Die neuen Bestimmungen sind unter Beteiligung der Bürger ausgearbeitet worden und stoßen daher durchwegs auf Zustimmung. Zwei Bauwerber im Zentrum hätten ihre Pläne bereits den neuen Bestimmungen angepasst, so Leitinger. Architekt Richard Steger erklärte anhand von Beispielen, was mit dem ortsüblichen Baustil gemeint ist. Man müsse die eigene Identität wahren, sonst werde der Ort beliebig und auswechselbar, meinte Steger.

Schützenswerte Weiler

Ein gemäß der neuen Baukultur schützenswerter Bauernweiler liegt in der Ortschaft Strowolln.

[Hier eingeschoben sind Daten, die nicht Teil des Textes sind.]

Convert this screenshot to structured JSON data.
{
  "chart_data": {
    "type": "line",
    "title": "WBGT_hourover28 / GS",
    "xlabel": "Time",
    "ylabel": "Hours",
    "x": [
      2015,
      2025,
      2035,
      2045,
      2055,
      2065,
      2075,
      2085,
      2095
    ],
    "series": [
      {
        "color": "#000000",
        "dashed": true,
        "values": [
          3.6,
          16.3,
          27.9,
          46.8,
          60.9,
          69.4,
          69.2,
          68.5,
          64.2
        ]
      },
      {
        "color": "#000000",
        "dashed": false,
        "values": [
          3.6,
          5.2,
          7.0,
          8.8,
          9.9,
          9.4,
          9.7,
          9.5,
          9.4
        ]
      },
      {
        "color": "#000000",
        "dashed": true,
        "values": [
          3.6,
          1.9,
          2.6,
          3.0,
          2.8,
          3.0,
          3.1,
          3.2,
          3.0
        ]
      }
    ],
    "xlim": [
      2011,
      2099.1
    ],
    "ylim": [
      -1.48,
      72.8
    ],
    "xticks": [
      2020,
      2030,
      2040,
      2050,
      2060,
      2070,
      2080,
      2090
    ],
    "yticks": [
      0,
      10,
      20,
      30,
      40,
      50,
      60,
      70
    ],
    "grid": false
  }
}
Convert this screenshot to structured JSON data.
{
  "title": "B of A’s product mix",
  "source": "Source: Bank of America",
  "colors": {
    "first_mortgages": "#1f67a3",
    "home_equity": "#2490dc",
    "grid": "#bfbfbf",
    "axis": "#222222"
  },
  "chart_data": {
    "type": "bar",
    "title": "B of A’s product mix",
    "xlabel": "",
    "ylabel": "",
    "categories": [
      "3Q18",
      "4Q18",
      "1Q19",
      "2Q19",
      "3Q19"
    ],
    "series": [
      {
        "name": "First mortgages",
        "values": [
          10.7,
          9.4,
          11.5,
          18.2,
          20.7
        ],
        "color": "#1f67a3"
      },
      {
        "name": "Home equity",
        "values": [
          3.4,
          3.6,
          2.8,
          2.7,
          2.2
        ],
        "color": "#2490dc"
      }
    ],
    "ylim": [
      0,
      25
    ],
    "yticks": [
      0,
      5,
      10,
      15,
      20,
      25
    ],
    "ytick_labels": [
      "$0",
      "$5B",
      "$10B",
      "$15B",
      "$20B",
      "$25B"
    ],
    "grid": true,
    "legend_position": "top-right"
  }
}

Vier Landwirtschaften mit Bauernhäusern und entsprechenden Nebengebäuden befinden sich hier in einer idyllischen Lage an einem beliebten Geh- und Radweg. Neben bereits bestehenden Bausünden soll nun direkt an der Einfahrt zum Weiler ein Carport errichtet werden. Der Bürgermeister will das verhindern und versucht mit dem Landwirt einen besser geeigneten Standort abzuklären. Dieser zeigt sich jedoch völlig uneinsichtig. Das Verständnis für die Schutzzonen scheint noch nicht überall durchgedrungen. 

Bürgermeister Josef Leitinger, der bei der Wahl im März 2019 nicht mehr antreten wird, nutzte diese Gelegenheit bereits für eine öffentliche Verabschiedung. Er bedankte sich bei der Bevölkerung für die schöne Zeit. "Ich hab' das gern gemacht - sonst ist man ja fehl am Platz", so Leitinger.